Yes. Add the server config to ~/Library/Application Support/Claude/claude_desktop_config.json on macOS or %APPDATA%\Claude\claude_desktop_config.json on Windows. The config format is identical to Cursor. Claude Desktop discovers the tools through MCP and makes them available in conversations.

Do I need to manage Playwright or Puppeteer locally?

No. The Browserbeam MCP server calls the Browserbeam cloud API, which runs browsers on remote infrastructure. You don't install, update, or manage any browser binaries locally. The only local dependency is Node.js 18+ for running the MCP server process itself.

How much does Browserbeam MCP cost?

The MCP server itself is free and open-source (@browserbeam/mcp-server on npm). You pay for Browserbeam API usage, which is based on session runtime. New accounts get 1 hour of free runtime with no credit card required. Visit browserbeam.com to sign up.

What to Build Next

You now have a bridge between your AI coding assistant and real browsers. The MCP server handles the protocol. Browserbeam handles the browser. Your agent handles the reasoning.

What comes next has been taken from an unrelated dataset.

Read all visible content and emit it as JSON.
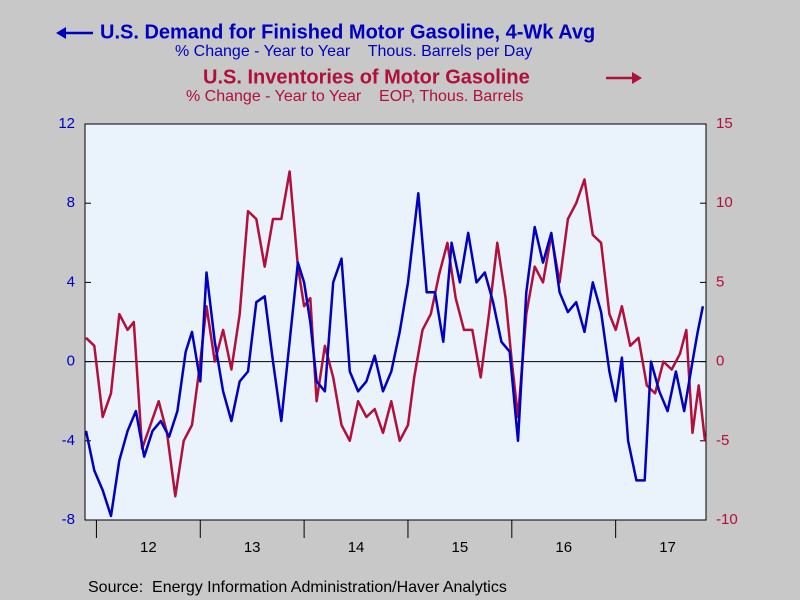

Start with something concrete. Ask your AI coding assistant to test your staging environment after a deploy. Have it extract API documentation from a vendor's site. Build a competitive research workflow that runs every Monday morning.

The patterns scale. The same observe-act-extract loop that works for a single page works for multi-step workflows across dozens of sites. Parallel sessions let your agent gather data from multiple sources simultaneously. And because everything runs through MCP, switching between Cursor, Claude Desktop, or Windsurf is a config file change, not a code rewrite.

If you're building intelligent web agents, the Python SDK gives you programmatic control for production pipelines. For security best practices, check the guide on securing AI browser agents. And if you're scaling beyond a few concurrent sessions, the infrastructure guide covers queue architecture and capacity planning.

Your AI assistant already reads files, runs commands, and writes code. Now it browses the web. What will you build with that?